George is also stressed over his boorish pa (Jack Nicholson, shouty), who’s putting pressure on him to take the rap for dodgy dealing in their family business. Everyone’s in a fix. Everyone wants to cogitate neurotically about it all. Or worse, talk about how they don’t/can’t talk about it.
Like his characters, Brooks seems similarly all at sea about what he’s trying to achieve. If this is a romcom, there’s very little rom or com. Usually so effortless in delivering mirth, Witherspoon and Rudd are reduced to desperate facial gymnastics as they try to sell leaden lines that sound like motivational mantras.

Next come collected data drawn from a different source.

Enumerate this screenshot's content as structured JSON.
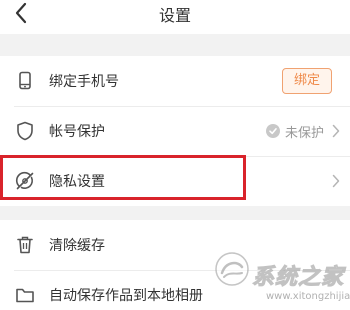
{
  "nav": {
    "title": "设置",
    "back_icon": "back-chevron-icon"
  },
  "groups": [
    {
      "items": [
        {
          "label": "绑定手机号",
          "icon": "phone-icon",
          "button_label": "绑定"
        },
        {
          "label": "帐号保护",
          "icon": "shield-icon",
          "status": "未保护",
          "status_icon": "check-circle-icon"
        },
        {
          "label": "隐私设置",
          "icon": "privacy-icon",
          "highlighted": true
        }
      ]
    },
    {
      "items": [
        {
          "label": "清除缓存",
          "icon": "trash-icon"
        },
        {
          "label": "自动保存作品到本地相册",
          "icon": "folder-icon"
        }
      ]
    }
  ],
  "watermark": {
    "text": "系统之家",
    "url": "www.xitongzhijia.net"
  },
  "colors": {
    "accent": "#ef8a4a",
    "highlight": "#d9232b",
    "text_primary": "#333333",
    "text_secondary": "#999999",
    "background": "#f2f2f2"
  }
}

There’s also a sour meet-not-so-cute that sucks much of the likeability out of their characters. Nicholson’s bullying showboat seems imported from an unconnected still-born project, while a side story with George’s secretary being proposed to in hospital plays as both hollow and strange.
Only Wilson seems assured in his role as bonehead smuthound, trotting out his tried and tested Fockers routine and hogging the few genuine laughs in a haphazardly paced film.
Somewhere in here there may be an interesting comedy about a woman who doesn’t know if she’s cut out for the usual female options offered by your standard Devil Wears Bride Wars Shopaholic confection.
Witherspoon is at her most effective when flirting with Rudd over a cocktail and musing on the fact that she’s not yearning for marriage. But Brooks seems unable to be simple without being simplistic.
Perhaps he should have taken the advice Rudd’s sadsack doles out: “We’re all just one small adjustment away from making our lives work.”
A few adjustments could have made this As Good As It Gets. Instead, it’s a folly that squanders its talent.